Porta-voz do Departamento de Estado diz que a prática espalha a doença e defende a não-liberação de verba para ONGs do país

Governo Bush culpa prostituição pela Aids

FABIANE LEITE
DA REPORTAGEM LOCAL

O porta-voz do Departamento de Estado dos EUA, Richard Boucher, disse que a prostituição é causa da expansão da epidemia de Aids ao comentar a decisão do Brasil de rejeitar o veto do governo Bush ao financiamento de ONGs brasileiras que defendem trabalhadores do sexo.
Ele também destacou que seu país tem impedimentos legais para ajudar as ONGs nessas condições. "Apenas queremos saber que elas [as ONGs] estão tão comprometidas quanto nós em combater a Aids e também em combater a prostituição e o tráfico sexual, que têm feito parte da expansão da Aids", disse Boucher anteontem em encontro com jornalistas em Washington para falar de temas internacionais.
A declaração, divulgada ontem pela embaixada dos EUA no Brasil, gerou uma forte reação do governo brasileiro.

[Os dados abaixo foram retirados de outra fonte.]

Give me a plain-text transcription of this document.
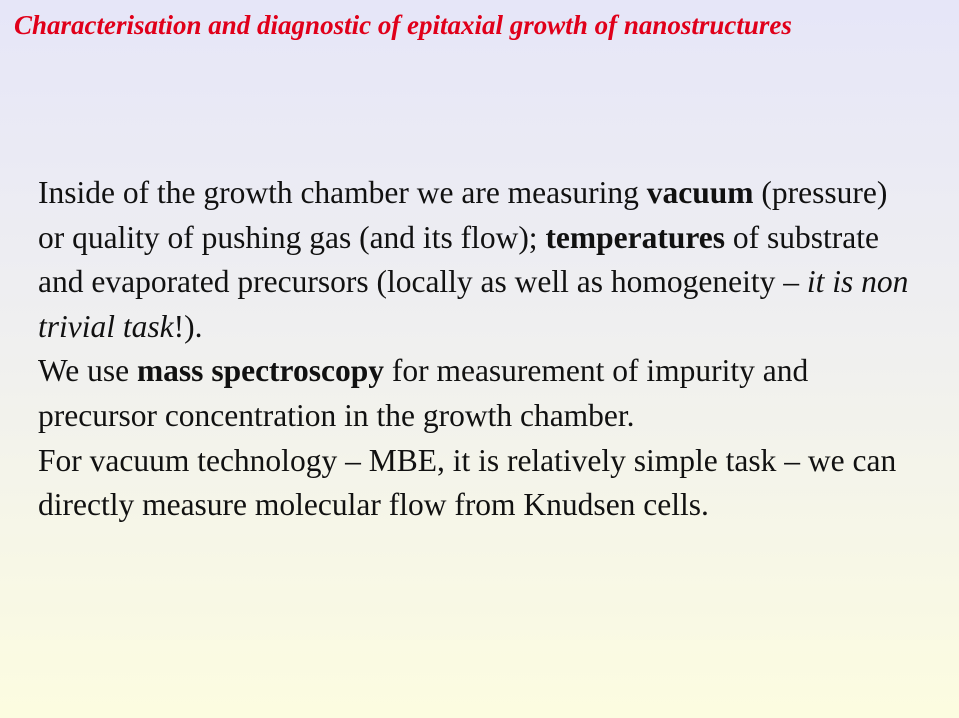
Characterisation and diagnostic of epitaxial growth of nanostructures
Inside of the growth chamber we are measuring vacuum (pressure) or quality of pushing gas (and its flow); temperatures of substrate and evaporated precursors (locally as well as homogeneity – it is non trivial task!).
We use mass spectroscopy for measurement of impurity and precursor concentration in the growth chamber.
For vacuum technology – MBE, it is relatively simple task – we can directly measure molecular flow from Knudsen cells.
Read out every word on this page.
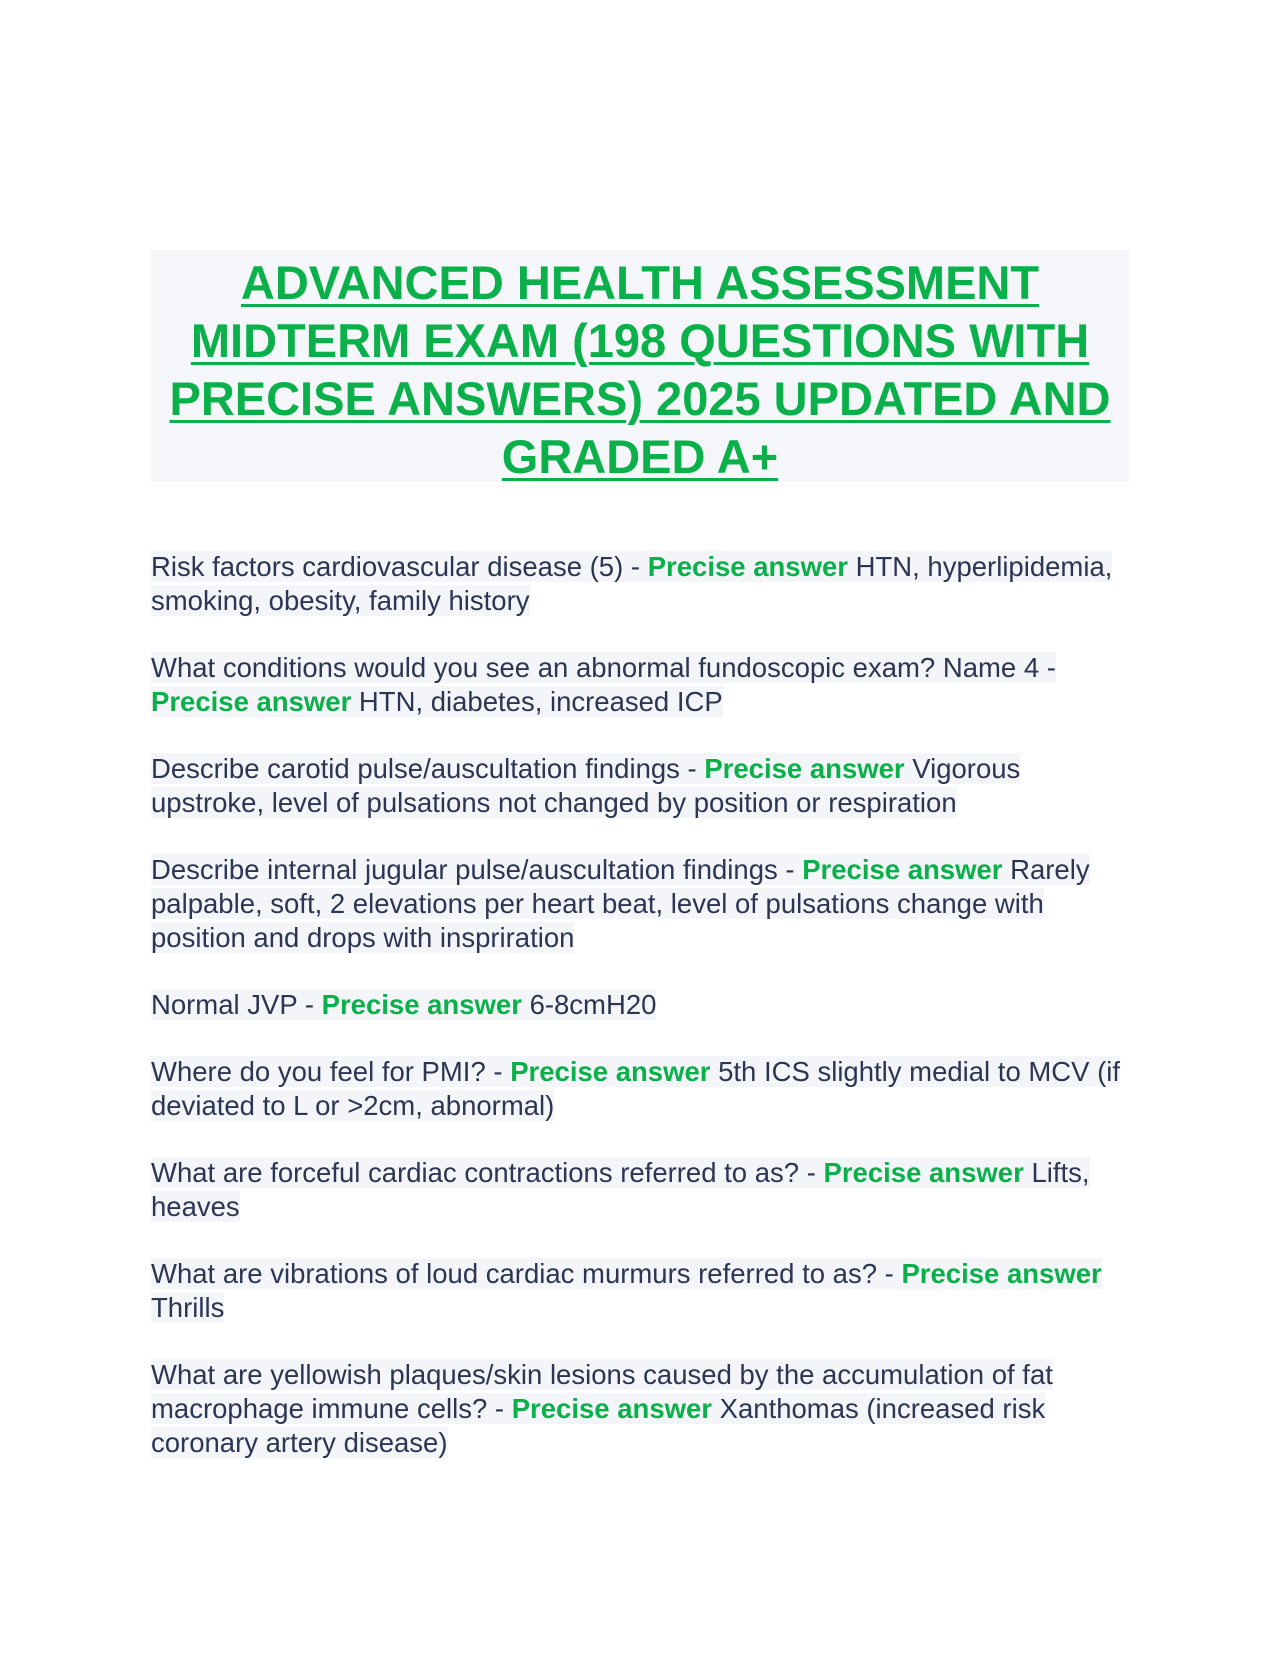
ADVANCED HEALTH ASSESSMENT MIDTERM EXAM (198 QUESTIONS WITH PRECISE ANSWERS) 2025 UPDATED AND GRADED A+

Risk factors cardiovascular disease (5) - Precise answer HTN, hyperlipidemia, smoking, obesity, family history

What conditions would you see an abnormal fundoscopic exam? Name 4 - Precise answer HTN, diabetes, increased ICP

Describe carotid pulse/auscultation findings - Precise answer Vigorous upstroke, level of pulsations not changed by position or respiration

Describe internal jugular pulse/auscultation findings - Precise answer Rarely palpable, soft, 2 elevations per heart beat, level of pulsations change with position and drops with inspriration

Normal JVP - Precise answer 6-8cmH20

Where do you feel for PMI? - Precise answer 5th ICS slightly medial to MCV (if deviated to L or >2cm, abnormal)

What are forceful cardiac contractions referred to as? - Precise answer Lifts, heaves

What are vibrations of loud cardiac murmurs referred to as? - Precise answer Thrills

What are yellowish plaques/skin lesions caused by the accumulation of fat macrophage immune cells? - Precise answer Xanthomas (increased risk coronary artery disease)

Para Pedro Chequer, coordenador nacional de DSTs e Aids do Ministério da Saúde, Boucher retomou um argumento ultrapassado, de que a Aids é um problema de grupos de risco -entendimento que existia no início da epidemia, há mais de 20 anos, e que foi superado pelas evidências científicas de que comportamentos de risco, como sexo sem camisinha, é que são responsáveis pela expansão da doença. A Aids cresce entre mulheres casadas por seus maridos não usarem camisinha em outras relações.
"Você pode ter uma prostituta com risco quase zero e pode ter pessoas lá da igreja do Bush com risco altíssimo. Depende da prática. A questão é outra, lógico que é a questão do uso do preservativo", reagiu Chequer.
O governo brasileiro acusou os EUA de tentarem interferir na política nacional de Aids, ao vetar o financiamento a ONGs que defendam os trabalhadores sexuais e, com o aval de movimentos sociais, anunciou na semana passada o rompimento de acordo que previa um repasse de US$ 22,5 milhões (cerca de R$ 56,2 milhões) até 2008 para as ONGs.
As declarações de Pedro Chequer têm repercutido na imprensa norte-americana, que afirma que o Brasil é o primeiro a enfrentar a política do governo George W. Bush para as questões sexuais, a chamada política "ABC", que prega a abstinência em primeiro lugar, fidelidade (o B é da expressão em inglês "be faithful) e camisinha só em último caso. A embaixada dos EUA informou que a decisão do Brasil ainda é discutida pelo governo norte-americano.

Impedimento legal
O porta-voz do Departamento de Estado destacou que, pelos termos da lei de 2003 de Liderança Contra a Aids, a Tuberculose e a Malária dos EUA, o país tem a obrigação legal de assegurar que nenhum financiamento seja fornecido a organizações que não possuam uma política explícita de oposição à prostituição e ao tráfico sexual. O Brasil é contra o tráfico de seres humanos para o sexo.
Boucher disse por fim que os EUA não interferiram na maneira como as ONGs brasileiras poderiam combater a prostituição. "Não ditamos a maneira como elas terão que implementar esse compromisso ou essa política. Não especificamos como elas terão que expressá-la em ação."